Use Smokin’ Cups to add a delicate, smoky flavor to your grilled foods. You can choose from hickory, mesquite and apple flavorings for your food.
See also: What chip/chunk flavor pairs best with which food?
Smokin’ Cups can be used in a charcoal or gas grill, and provide about 30 minutes of smoke to add flavor to your meal. Simply peel off the vent sticker to expose the hole, so the smoke will be able to escape during cooking. Place the smokin’ cup in your preheated gas grill, or in your charcoal grill as soon as the charcoal has ashed over. Replace grate and start grilling.

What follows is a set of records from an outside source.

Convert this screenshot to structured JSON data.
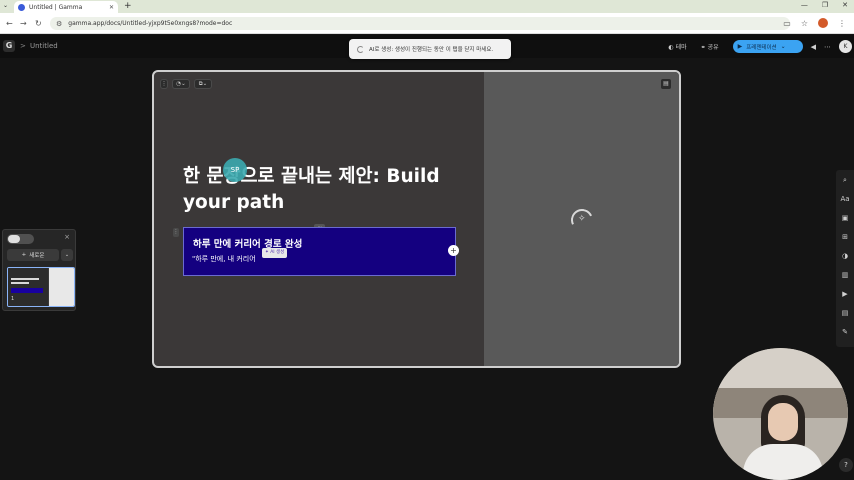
{
  "browser": {
    "tab_title": "Untitled | Gamma",
    "new_tab": "+",
    "url": "gamma.app/docs/Untitled-yjxp9t5e0xngs8?mode=doc"
  },
  "header": {
    "logo": "G",
    "breadcrumb_sep": ">",
    "doc_title": "Untitled",
    "toast_text": "AI로 생성: 생성이 진행되는 동안 이 탭을 닫지 마세요.",
    "theme_label": "테마",
    "share_label": "공유",
    "present_label": "프레젠테이션",
    "avatar_initial": "K"
  },
  "left_panel": {
    "new_button_label": "새로운",
    "thumb_number": "1"
  },
  "slide": {
    "title": "한 문장으로 끝내는 제안: Build your path",
    "callout_heading": "하루 만에 커리어 경로 완성",
    "callout_text": "\"하루 만에, 내 커리어",
    "ai_chip_label": "AI 생성",
    "cursor_label": "SP",
    "add_button": "+"
  },
  "colors": {
    "callout_bg": "#140080",
    "present_button": "#3ba3f2",
    "card_border": "#cfcfcf"
  },
  "icons": {
    "toolbar": [
      "search-icon",
      "text-icon",
      "image-icon",
      "grid-icon",
      "toggle-icon",
      "chart-icon",
      "video-icon",
      "table-icon",
      "edit-icon"
    ]
  }
}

What chip/chunk flavor pairs best with which food?
While taste is a very subjective thing, we generally recommend the following pairings:
- Hickory – A bold and hearty flavor for your beef, pork & poultry
- Mesquite – A robust and southwest flavor for your beef, seafood and poultry
- Apple – A sweet and smoky flavor for your pork, seafood and poultry
- Cherry – A distinctive and fruity flavor for your pork, beef and lamb
What type of charcoal grill is best to use with Cowboy products?
You can use Cowboy products in all types of outdoor cooking appliances, including basic open grills, classic kettle style barbecues, barrel grills & smokers, and kamado-style ceramic cookers.
All these appliances allow for multi-purpose grilling, including direct grilling, indirect grilling, and smoking, but each type helps you control cooking temperatures in different ways:
Kettle grills:, such as the Weber grill, include a lid that has multiple adjustable vents to help you control cooking temperatures, for quick searing of smaller cuts of meat, to lengthier indirect/direct grilling of larger cuts.
Smokers:, such as the barrel grill, are perfect for just that — smoking flavorful cuts of meat. Smoking methods involve indirect grilling with low to moderate temperatures over a longer period of time, using the smoke from charcoal, wood chips and/or chunks to infuse foods with a deep, smoky flavor.
Kamado-style ceramic cookers, such as the Big Green Egg, are optimal for high-heat roasting, grilling and smoking. With a deep egg shape and thick, ceramic walls, the heat from the coals radiates off the walls, resulting in a cooker that can maintain low temperatures for a long amount of time.